Well, I think that this is all very interesting. I was just stung by a wasp about two hours ago. It started to get raised and white with a little red dot in the centre and then it became red for about a 3 cm radius around the sting. I remembered that I had heard that acid was effective, so I put vinegar on a cloth and wrapped the sting with it. Instantly the pain lessened and within two hours my skin appeared normal. Last time I was stung I did not do this and my leg hurt for around three days. My daughter thinks that it is the power of the mind ( an equally interesting proposition). But let's just say that my own personal experiment confirmed that, for whatever reason, vinegar seemed to be an effective antidote to a wasp sting.
I tried vinegar first and it relieved the pain immediately. Then I tried putting on baking soda to see what that would do, and it started hurting again. When I put the vinegar on it again, once again it felt better.
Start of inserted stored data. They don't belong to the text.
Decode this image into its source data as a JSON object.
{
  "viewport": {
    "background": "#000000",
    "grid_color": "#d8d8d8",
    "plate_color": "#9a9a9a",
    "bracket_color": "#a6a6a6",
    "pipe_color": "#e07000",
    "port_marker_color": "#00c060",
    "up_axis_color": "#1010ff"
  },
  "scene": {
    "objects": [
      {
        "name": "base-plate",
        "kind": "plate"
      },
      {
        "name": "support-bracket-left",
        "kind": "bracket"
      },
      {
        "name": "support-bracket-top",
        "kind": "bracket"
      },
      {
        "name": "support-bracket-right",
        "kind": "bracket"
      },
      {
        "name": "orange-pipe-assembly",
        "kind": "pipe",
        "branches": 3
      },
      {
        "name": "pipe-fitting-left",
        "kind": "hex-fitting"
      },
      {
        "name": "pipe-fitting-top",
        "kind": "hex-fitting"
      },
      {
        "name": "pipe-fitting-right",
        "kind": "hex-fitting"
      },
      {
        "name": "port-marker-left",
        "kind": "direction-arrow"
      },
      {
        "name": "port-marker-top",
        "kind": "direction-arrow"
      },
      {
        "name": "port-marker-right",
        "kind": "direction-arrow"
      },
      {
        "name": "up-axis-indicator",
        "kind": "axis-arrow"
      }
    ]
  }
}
I put a handkerchief soaked in vinegar on the sting and the pain and redness were completely gone within an hour.
John asks: "What acid does a bee sting contain?"
Answer: Bee venom is slightly acidic and contains formic acid - but the major finding is that it is not the acidity of bee venom that causes the pain and the swelling, but rather lots of other nasty ingredients. If the theory is that the sting stops hurting once the PH hits neutral it is hard to believe that sloshing an indeterminate amount of vinegar or baking soda on a wound would have such a precise effect. Also, the venom is injected under the skin so any application of acid or alkali is unlikely to penetrate to even get near the venom. It may well stop hurting whatever you apply to the wound - some people swear that meat tenderizer is the best salve for both. Check the Insect Stings website for more information. Bee venom contains up to 65 chemical components, many of which are protein enzymes.
My partner got stung by something while out today. The stinger was left behind after he swatted it off, but he said it was definitely a wasp that stung him. As the shops were shut by this time, it was not possible to get him any antihistamines, so we nipped into a nearby pub to raid their first aid box. (if in doubt - the pub always has the answer!). They gave him antiseptic wipes, which helped a little, but not much. When we got home, he splashed a little vinegar on to part of the swelling, and it was immediately obvious which areas had been touched by the vinegar - the 'vinegared' bits instantly looked less red and the swelling was reduced. After two small applications of vinegar, he now claims that the pain is gone, and the stung area looks much less red and swollen. While the empirical certainly definitely suggests that vinegar should be of no benefit to wasp stings, my fiancé has definitely found that it helped him.
Thanks for the good advice people! I was stung by two wasps after sticking my finger into a hidden nest and thought at first, that I had run a shard of metal into my finger since it was such a sharp pain. However, a quick look at your comments on the Internet convinced me that I should try the vinegar solution since the pain was now starting to spread up my working hand and I was somewhat concerned that I would be unable to use the computer which is a key part of my work. Within seconds of immersing my finger in the vinegar, the pain was stopped, and after 20 minutes I removed my finger from the vinegar solution and the pain has not returned. There has been no swelling in the finger, a secondary benefit.